Old birds are neither caught with salt or chaff:
They watch you from the apple bough and laugh.

Poet, never chase the dream.
Laugh yourself and turn away.
Mask your hunger, let it seem
Small matter if he come or stay;
And when he nestles in your hand at last,
Close up your fingers tight and hold him fast.

-- Robert Graves

Nazdar [TypeKey Profile Page]:

I read one of Eddings's series and most of a second, but grew increasingly annoyed by the recapitulations - turned about two books' worth of material into 5. He needed serious editing, but then there wouldn't have been five purchases of product.

Another fantasy writer who abused the privilege in that way (and also garners an inexplicably large following) is Robert Jordan. He's a better writer than Eddings, but his Wheel of Time series just went on and on, and his characters weren't interesting enough to entice me into reading past the first book. Apparently he's dying, or at least very ill. My friend, who is one of his fans (she has all his books in hardcover) is worried that he will die before he ends his series.
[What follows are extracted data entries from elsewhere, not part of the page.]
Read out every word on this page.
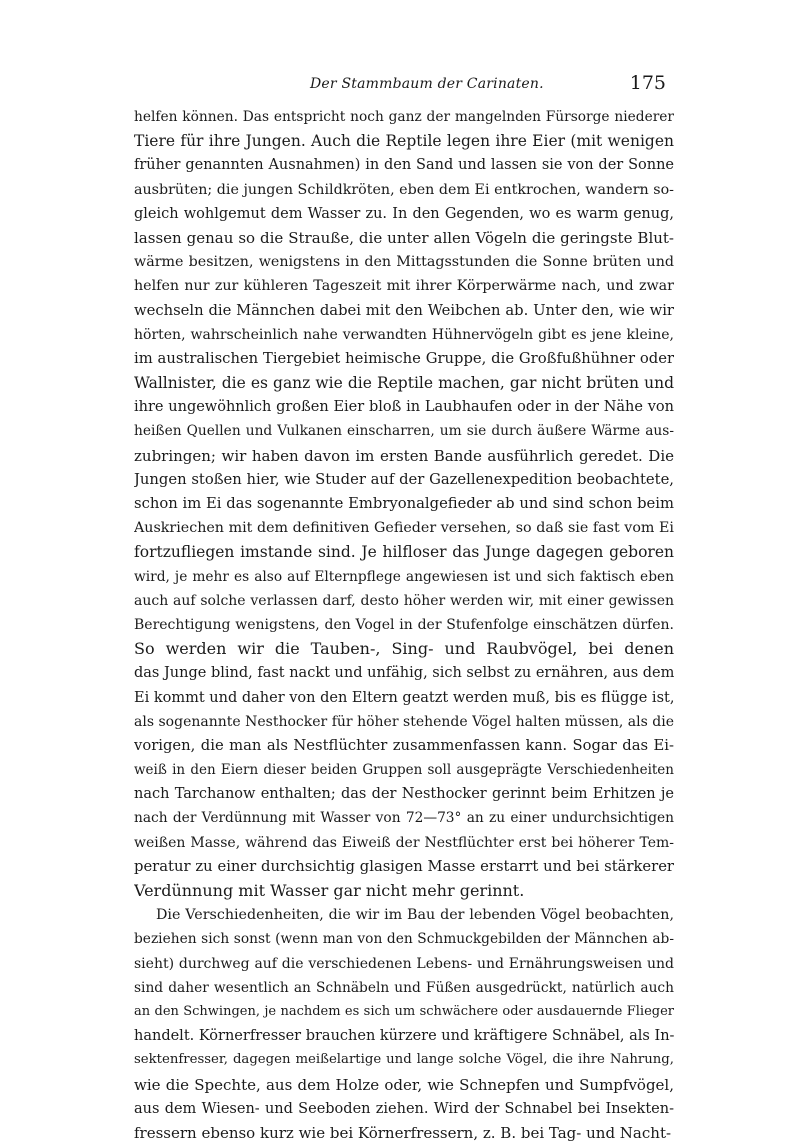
Der Stammbaum der Carinaten.	175
helfen können. Das entspricht noch ganz der mangelnden Fürsorge niederer
Tiere für ihre Jungen. Auch die Reptile legen ihre Eier (mit wenigen
früher genannten Ausnahmen) in den Sand und lassen sie von der Sonne
ausbrüten; die jungen Schildkröten, eben dem Ei entkrochen, wandern so-
gleich wohlgemut dem Wasser zu. In den Gegenden, wo es warm genug,
lassen genau so die Strauße, die unter allen Vögeln die geringste Blut-
wärme besitzen, wenigstens in den Mittagsstunden die Sonne brüten und
helfen nur zur kühleren Tageszeit mit ihrer Körperwärme nach, und zwar
wechseln die Männchen dabei mit den Weibchen ab. Unter den, wie wir
hörten, wahrscheinlich nahe verwandten Hühnervögeln gibt es jene kleine,
im australischen Tiergebiet heimische Gruppe, die Großfußhühner oder
Wallnister, die es ganz wie die Reptile machen, gar nicht brüten und
ihre ungewöhnlich großen Eier bloß in Laubhaufen oder in der Nähe von
heißen Quellen und Vulkanen einscharren, um sie durch äußere Wärme aus-
zubringen; wir haben davon im ersten Bande ausführlich geredet. Die
Jungen stoßen hier, wie Studer auf der Gazellenexpedition beobachtete,
schon im Ei das sogenannte Embryonalgefieder ab und sind schon beim
Auskriechen mit dem definitiven Gefieder versehen, so daß sie fast vom Ei
fortzufliegen imstande sind. Je hilfloser das Junge dagegen geboren
wird, je mehr es also auf Elternpflege angewiesen ist und sich faktisch eben
auch auf solche verlassen darf, desto höher werden wir, mit einer gewissen
Berechtigung wenigstens, den Vogel in der Stufenfolge einschätzen dürfen.
So werden wir die Tauben-, Sing- und Raubvögel, bei denen
das Junge blind, fast nackt und unfähig, sich selbst zu ernähren, aus dem
Ei kommt und daher von den Eltern geatzt werden muß, bis es flügge ist,
als sogenannte Nesthocker für höher stehende Vögel halten müssen, als die
vorigen, die man als Nestflüchter zusammenfassen kann. Sogar das Ei-
weiß in den Eiern dieser beiden Gruppen soll ausgeprägte Verschiedenheiten
nach Tarchanow enthalten; das der Nesthocker gerinnt beim Erhitzen je
nach der Verdünnung mit Wasser von 72—73° an zu einer undurchsichtigen
weißen Masse, während das Eiweiß der Nestflüchter erst bei höherer Tem-
peratur zu einer durchsichtig glasigen Masse erstarrt und bei stärkerer
Verdünnung mit Wasser gar nicht mehr gerinnt.
Die Verschiedenheiten, die wir im Bau der lebenden Vögel beobachten,
beziehen sich sonst (wenn man von den Schmuckgebilden der Männchen ab-
sieht) durchweg auf die verschiedenen Lebens- und Ernährungsweisen und
sind daher wesentlich an Schnäbeln und Füßen ausgedrückt, natürlich auch
an den Schwingen, je nachdem es sich um schwächere oder ausdauernde Flieger
handelt. Körnerfresser brauchen kürzere und kräftigere Schnäbel, als In-
sektenfresser, dagegen meißelartige und lange solche Vögel, die ihre Nahrung,
wie die Spechte, aus dem Holze oder, wie Schnepfen und Sumpfvögel,
aus dem Wiesen- und Seeboden ziehen. Wird der Schnabel bei Insekten-
fressern ebenso kurz wie bei Körnerfressern, z. B. bei Tag- und Nacht-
Another fantasy writer I can't get into, though his writing is not bad, is George R.R. Martin. He also applies what I think are mistaken techniques to the genre, at least in the latest series he's been working on. I'd get more into this but it means I'd have to read up on current fantasy and I'm not sure I want to. To tell you the truth, I don't read much fantasy these days, except for the old ones.

Nazdar [TypeKey Profile Page]:

I came to Wheel of Time after about 7 or 8 books were out, so I read those in a fairly brief span. Seemed to me that Jordan didn't do so much recapitulate as simply hyperexpand his story to the extent that he lost control of his characters & story. I had heard about his illness (amyloidosis?), but apparently it is being treated with some encouraging results.

aelfheld [TypeKey Profile Page]:

Having cut my teeth on Tolkien, I have to agree with your assessment of David (and Leigh) Eddings. Dressing up post-modern fallacy with the trappings of fantasy is akin to putting lipstick on a pig - when it's all said and done, it's still a pig.

I would disagree with your take on Martin's "Song of Ice and Fire" series; while Byzantine in its complexity, there's little modern (or post-modern) in presentation or execution.

The "Wheel of Time" series is, I think, up to book nine, with no end in sight. If Jordan dies before it's finished, he will only have himself to blame.

CGHill [TypeKey Profile Page]:

"It was only a matter of time before they got to fantasy. Just about everything that is published today under that heading seems to be written for robots."

No small fraction of it seems to be written by robots.

wf [TypeKey Profile Page]:

I hate this tendency by certain people to pull everything from Shakespeare to Tolkien down into their own small frame of reference and make it vulgar and everyday. "Why are there no toilets on the Enterprise?" I did ask such questions myself, but I was about 14 at the time and wasn´t done growing. If only I had known that some people build whole careers on that "insight".